The deal, which is being managed by a United Nations steering committee, will work in such a way that African countries can be relieved of their debt repayment obligations, without triggering the consequences that come with default.
According to the Executive Secretary of the UN Economic Commission for Africa, Vera Songwe, if this deal eventually comes to fruition, payments on international bonds that are due this year would be channelled back to African countries.
Meanwhile, investors would receive compensation in the form of securities issued by an international organisation that would be set up and guaranteed by the unnamed G-20 central banks.
She noted that the arrangement was akin to the 1980s Brady plan, which converted bank loans owed by countries in Latin America into securities that were guaranteed by U.S. treasuries.
Songwe explained that only three African countries expressed interest in the arrangement, noting that the loan swap deal would allow private creditors to join the debt relief plan for low-income countries that had been hit hard by the pandemic.

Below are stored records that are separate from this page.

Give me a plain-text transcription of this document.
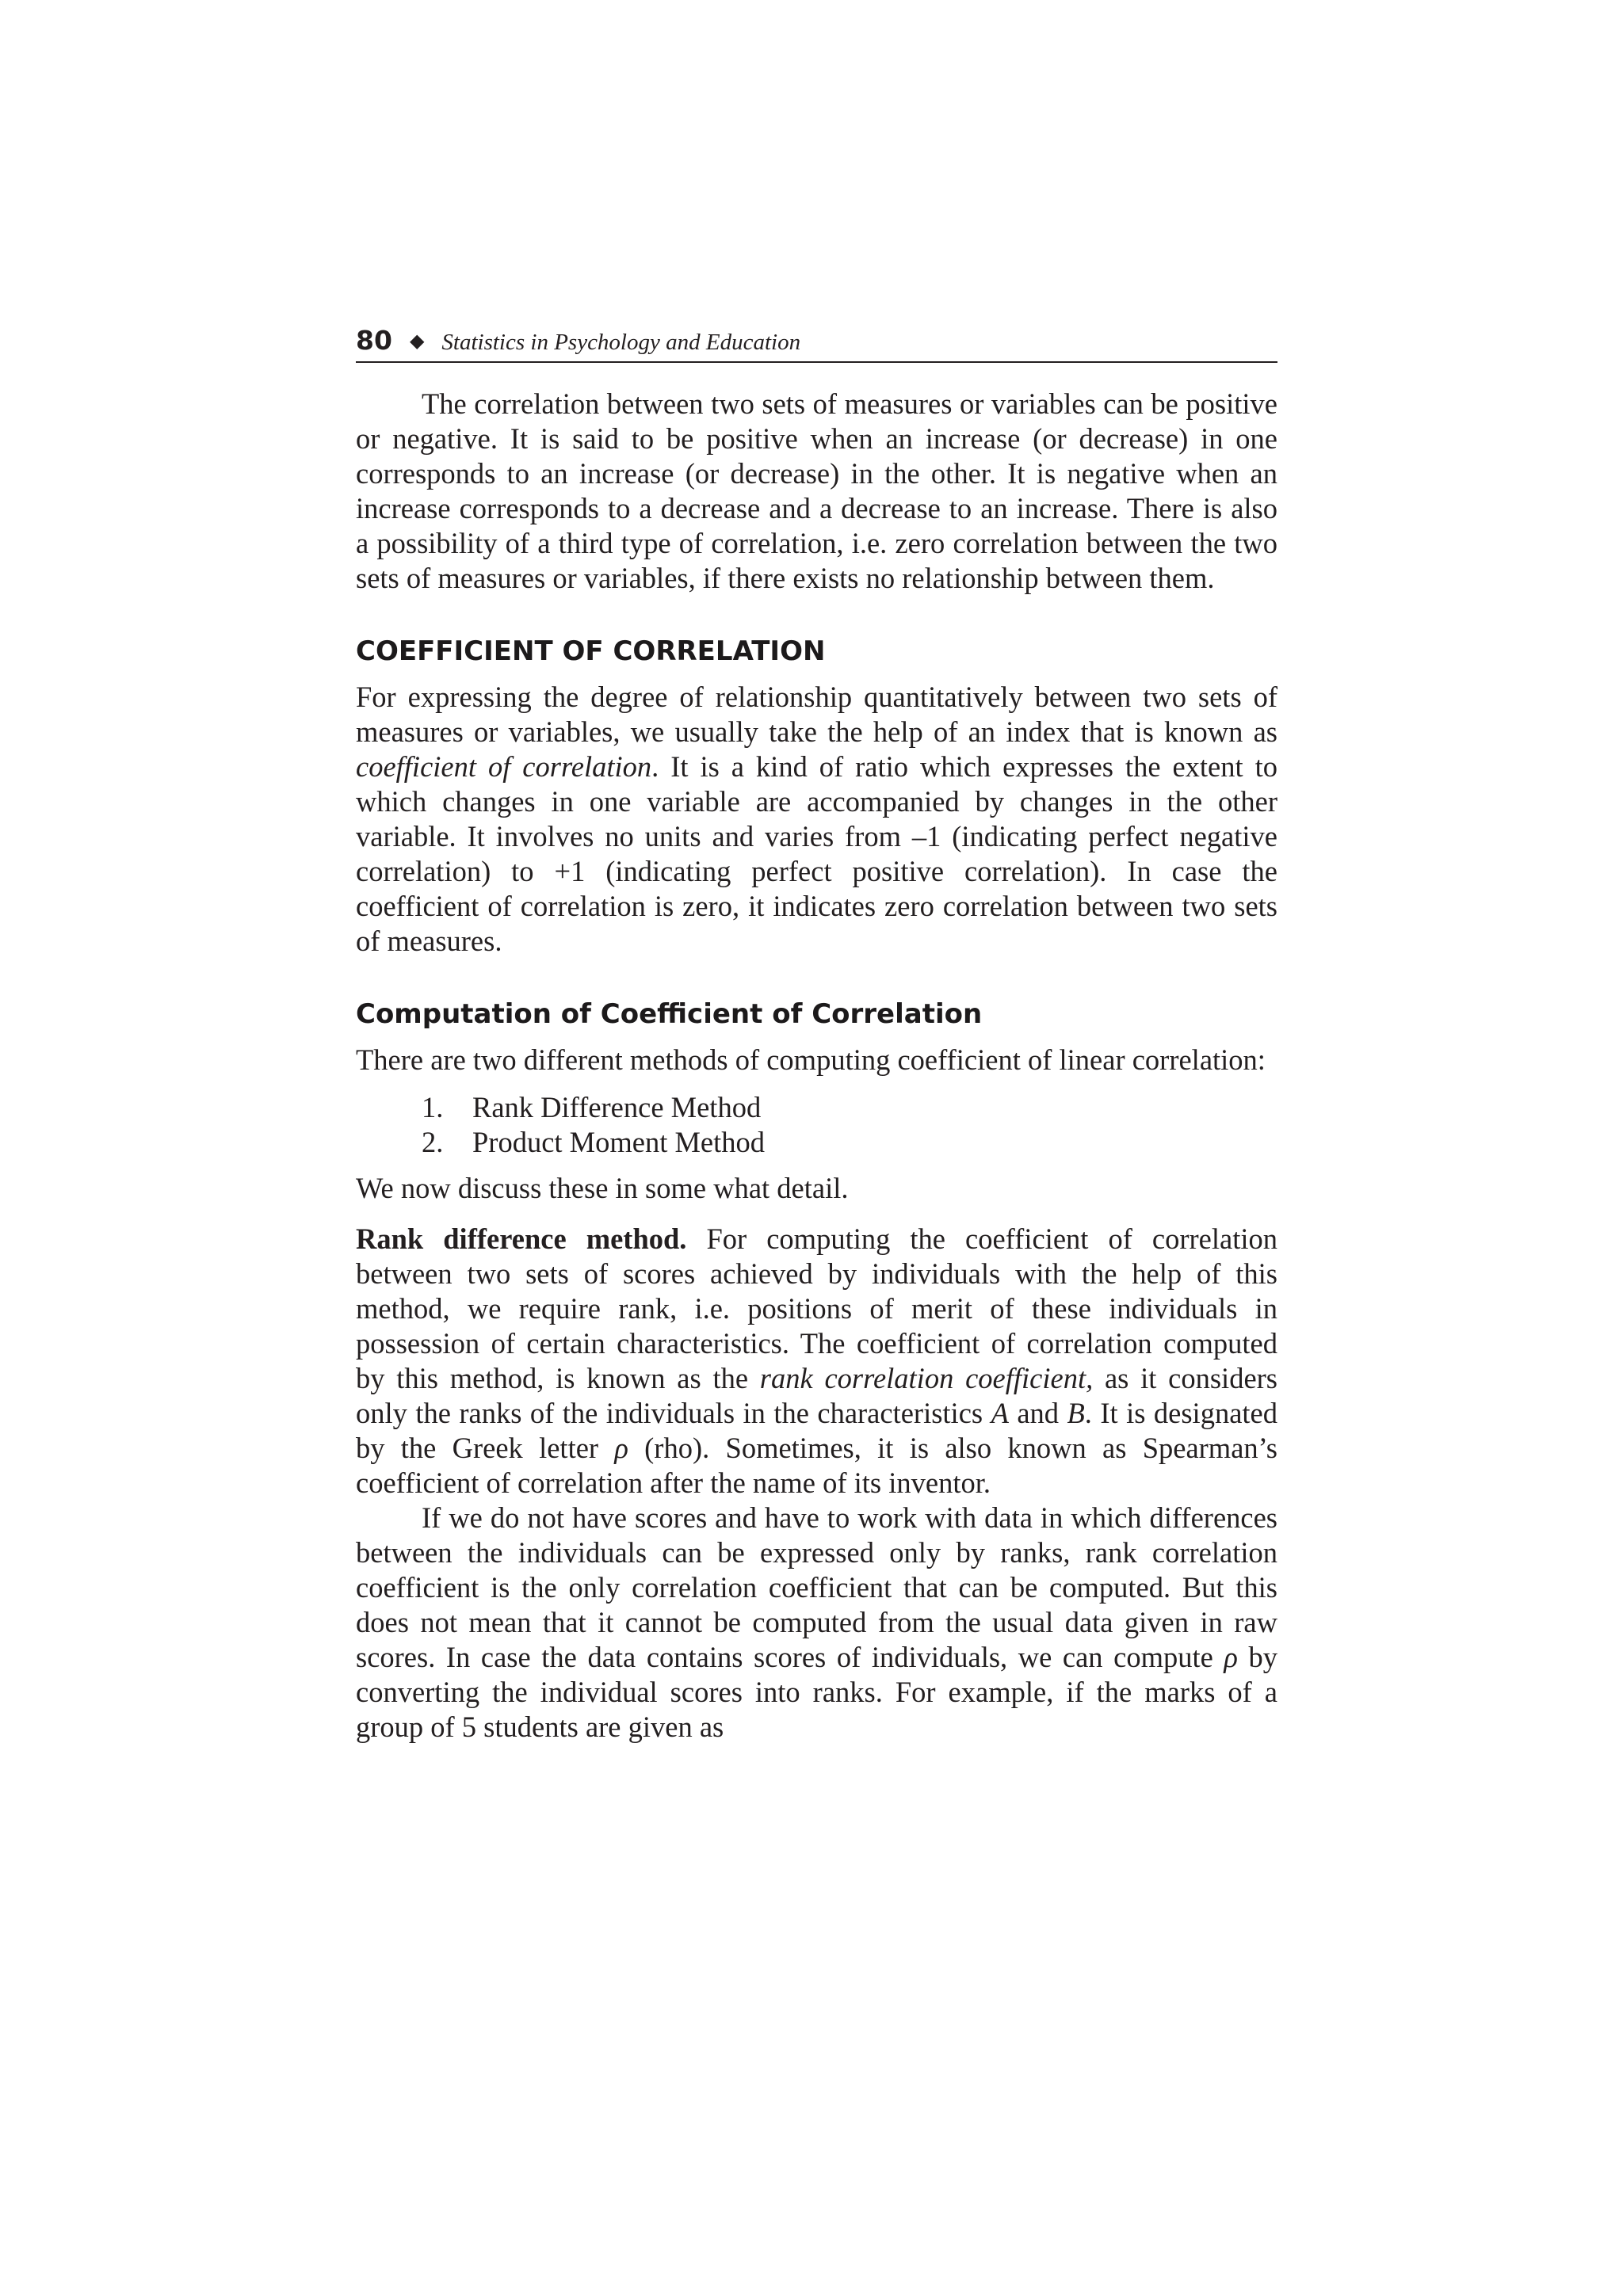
80 ◆ Statistics in Psychology and Education

The correlation between two sets of measures or variables can be positive or negative. It is said to be positive when an increase (or decrease) in one corresponds to an increase (or decrease) in the other. It is negative when an increase corresponds to a decrease and a decrease to an increase. There is also a possibility of a third type of correlation, i.e. zero correlation between the two sets of measures or variables, if there exists no relationship between them.

COEFFICIENT OF CORRELATION

For expressing the degree of relationship quantitatively between two sets of measures or variables, we usually take the help of an index that is known as coefficient of correlation. It is a kind of ratio which expresses the extent to which changes in one variable are accompanied by changes in the other variable. It involves no units and varies from –1 (indicating perfect negative correlation) to +1 (indicating perfect positive correlation). In case the coefficient of correlation is zero, it indicates zero correlation between two sets of measures.

Computation of Coefficient of Correlation

There are two different methods of computing coefficient of linear correlation:

1.	Rank Difference Method
2.	Product Moment Method

We now discuss these in some what detail.

Rank difference method. For computing the coefficient of correlation between two sets of scores achieved by individuals with the help of this method, we require rank, i.e. positions of merit of these individuals in possession of certain characteristics. The coefficient of correlation computed by this method, is known as the rank correlation coefficient, as it considers only the ranks of the individuals in the characteristics A and B. It is designated by the Greek letter ρ (rho). Sometimes, it is also known as Spearman’s coefficient of correlation after the name of its inventor.

If we do not have scores and have to work with data in which differences between the individuals can be expressed only by ranks, rank correlation coefficient is the only correlation coefficient that can be computed. But this does not mean that it cannot be computed from the usual data given in raw scores. In case the data contains scores of individuals, we can compute ρ by converting the individual scores into ranks. For example, if the marks of a group of 5 students are given as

Although Songwe did not disclose the names of the African countries that indicated interest, there are indications that Nigeria could be among them. This is because last April, the country’s Minister of Finance and National Planning, Zainab Ahmed, disclosed that the country had approached some multilaterals for debt deferral.
Nigeria was already facing various challenges prior to the COVID-19 pandemic, which only made things worse.